Règlement du Crowdfunding

La proposition de règlement relatif aux prestataires européens de service de financement participatif pour les entreprises

 

Le 8 mars 2018, la Commission Européenne a publié une proposition de règlement sur les plateformes de financement participatif (crowdfunding). Cette réglementation a un double objectif : (i) harmoniser le marché européen en permettant aux acteurs ayant obtenu un agrément auprès de l’Autorité européenne des marchés financiers (l’ESMA) d’opérer dans toute l’Union Européenne et (ii) offrir une protection suffisante aux investisseurs grâce à des règles en matière d’informations et de transparence sur les modalités des plateformes et les caractéristiques des opérations de financement.

 

Aujourd’hui, en raison des règles nationales divergentes, les plateformes peinent à s’étendre et à offrir leurs services dans l’ensemble des Etats Membres. Par conséquent, il est plus difficile pour les jeunes pousses européennes d’effectuer des levées de fonds importantes comme on peut le voir avec les sociétés américaines qui opèrent dans un marché harmonisé à un niveau national.

 

Une limitation du montant des fonds levés plutôt basse

 

La proposition de règlement fixe une limite d’un million d’euros par an pour chaque entité effectuant une levée de fonds en financement participatif. Ce seuil correspond à celui fixé par le règlement (UE) n° 2017/1129 obligeant la présentation d’un prospectus aux investisseurs pour une émission obligataire au-delà de ce montant. Sous la réglementation française actuelle, les sociétés peuvent lever des fonds jusqu’à 2,5 millions d’euros et Mounir Mahjoubi, secrétaire d’Etat au numérique, a confirmé lors de la dernière édition du salon Vivatech en mai 2018 l’avis favorable du gouvernement de suivre la recommandation de l’autorité des marchés financiers (l’AMF) qui préconisait un seuil à 8 millions d’euros.

 

Dans la mesure où de plus en plus d’entreprises font appel au crowdfunding et que les levées de fonds de plus d’un million d’euros se multiplient, on pourrait juger que cette réglementation a déjà un temps de retard avec la conjoncture actuelle.
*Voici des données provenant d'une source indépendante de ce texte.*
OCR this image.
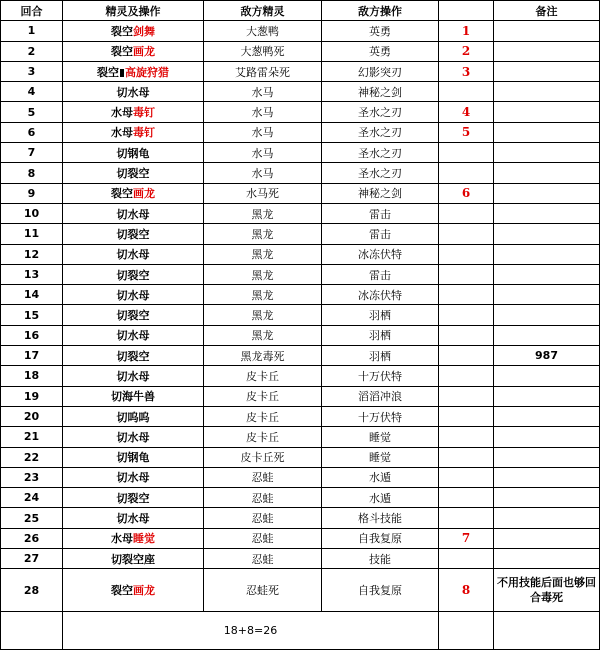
回合	精灵及操作	敌方精灵	敌方操作		备注
1	裂空剑舞	大葱鸭	英勇	1	
2	裂空画龙	大葱鸭死	英勇	2	
3	裂空 高旋狩猎	艾路雷朵死	幻影突刃	3	
4	切水母	水马	神秘之剑		
5	水母毒钉	水马	圣水之刃	4	
6	水母毒钉	水马	圣水之刃	5	
7	切钢龟	水马	圣水之刃		
8	切裂空	水马	圣水之刃		
9	裂空画龙	水马死	神秘之剑	6	
10	切水母	黑龙	雷击		
11	切裂空	黑龙	雷击		
12	切水母	黑龙	冰冻伏特		
13	切裂空	黑龙	雷击		
14	切水母	黑龙	冰冻伏特		
15	切裂空	黑龙	羽栖		
16	切水母	黑龙	羽栖		
17	切裂空	黑龙毒死	羽栖		987
18	切水母	皮卡丘	十万伏特		
19	切海牛兽	皮卡丘	滔滔冲浪		
20	切呜呜	皮卡丘	十万伏特		
21	切水母	皮卡丘	睡觉		
22	切钢龟	皮卡丘死	睡觉		
23	切水母	忍蛙	水遁		
24	切裂空	忍蛙	水遁		
25	切水母	忍蛙	格斗技能		
26	水母睡觉	忍蛙	自我复原	7	
27	切裂空座	忍蛙	技能		
28	裂空画龙	忍蛙死	自我复原	8	不用技能后面也够回合毒死
	18+8=26				
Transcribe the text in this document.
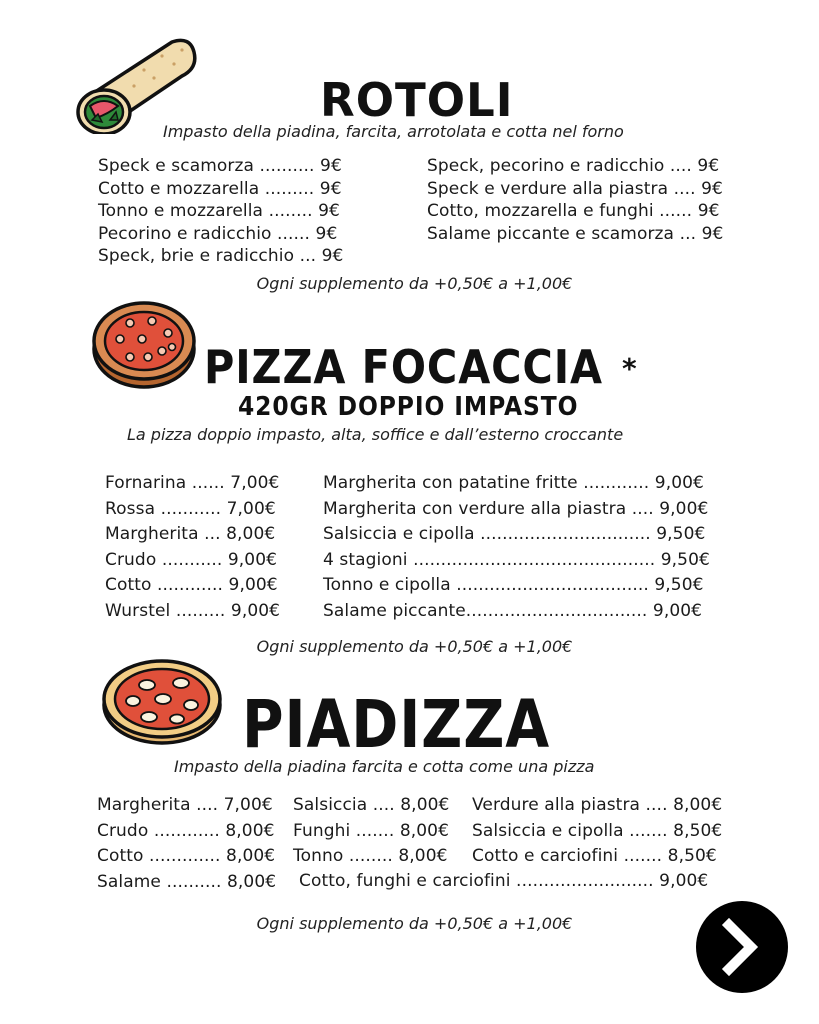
ROTOLI
Impasto della piadina, farcita, arrotolata e cotta nel forno
Speck e scamorza .......... 9€
Cotto e mozzarella ......... 9€
Tonno e mozzarella ........ 9€
Pecorino e radicchio ...... 9€
Speck, brie e radicchio ... 9€
Speck, pecorino e radicchio .... 9€
Speck e verdure alla piastra .... 9€
Cotto, mozzarella e funghi ...... 9€
Salame piccante e scamorza ... 9€
Ogni supplemento da +0,50€ a +1,00€
PIZZA FOCACCIA *
420GR DOPPIO IMPASTO
La pizza doppio impasto, alta, soffice e dall’esterno croccante
Fornarina ...... 7,00€
Rossa ........... 7,00€
Margherita ... 8,00€
Crudo ........... 9,00€
Cotto ............ 9,00€
Wurstel ......... 9,00€
Margherita con patatine fritte ............ 9,00€
Margherita con verdure alla piastra .... 9,00€
Salsiccia e cipolla ............................... 9,50€
4 stagioni ............................................ 9,50€
Tonno e cipolla ................................... 9,50€
Salame piccante................................. 9,00€
Ogni supplemento da +0,50€ a +1,00€
PIADIZZA
Impasto della piadina farcita e cotta come una pizza
Margherita .... 7,00€
Crudo ............ 8,00€
Cotto ............. 8,00€
Salame .......... 8,00€
Salsiccia .... 8,00€
Funghi ....... 8,00€
Tonno ........ 8,00€
Verdure alla piastra .... 8,00€
Salsiccia e cipolla ....... 8,50€
Cotto e carciofini ....... 8,50€
Cotto, funghi e carciofini ......................... 9,00€
Ogni supplemento da +0,50€ a +1,00€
En effet, si initialement le crowdfunding s’adressait aux « start-ups » pour combler le manque de capital-risqueurs européens agissant en « early stage », l’offre s’est adaptée à la demande de sociétés plus matures faisaient davantage appel à des prêts ou des émissions obligataires pour des sommes plus importantes.

 

La protection des investisseurs comme ligne directrice du règlement

 

Afin de créer un cadre dynamique pour les investissements, le règlement impose des règles de transparence et d’information des investisseurs de manière analogue aux réglementations nationales.

 

Au niveau des plateformes de financement participatif, les informations sur les frais liés à leurs services, leurs critères de sélection et les risques doivent être disponibles et clairement expliqués aux investisseurs. Elles doivent par ailleurs faire des tests d’adéquation sur les investisseurs afin d’évaluer leur profil de risque et leur proposer des solutions d’investissement adaptées à leurs besoins, ressources et expérience. Afin de garantir un minimum de liquidité sur un secteur qui par nature ne l’est pas, les prestataires doivent permettre à leurs investisseurs d’interagir directement entre eux pour acheter et vendre les titres ainsi souscrits.

 

Concernant les offres de financement elles-mêmes, une fiche d’information clefs détaillant les caractéristiques de l’opération et les risques doit être rédigé pour chaque projet.

 

Des conflits d’intérêts prévenus et maîtrisés

 

A l’instar de la réglementation française et des principaux pays européens dynamiques sur ce marché, la proposition de règlement impose aux plateformes de financement participatif de rédiger une politique interne de prévention des conflits d’intérêts. Des règles plus « strictes » mais pleines de bon sens sont également prévues : l’interdiction aux plateformes de crowdfunding de souscrire elles-mêmes à une émission de financement participatif ou encore le fait qu’elles ne peuvent accepter comme client aucun actionnaire détenant 20% ou plus du capital des opérations et aucun dirigeant ou employé directement liés à ces actionnaires.

 

Le renforcement des pouvoirs de l’ESMA

 

L’ESMA aura pour rôle de valider les business models des plateformes et celles bénéficiant de l’agrément européen ne pourront pas se voir appliquer des critères supplémentaires par les états membres. En cas de non-respect de la réglementation, des amendes allant jusqu’à 5% du chiffre d’affaires des plateformes pourront être données par l’ESMA.

 

En conclusion, la proposition de règlement est une bonne nouvelle pour le crowdfunding européen. Toutefois, hormis la possibilité d’opérer dans l’ensemble des états membres, le texte s’avère moins souple que la réglementation française avec laquelle il y a d’ailleurs de fortes similitudes.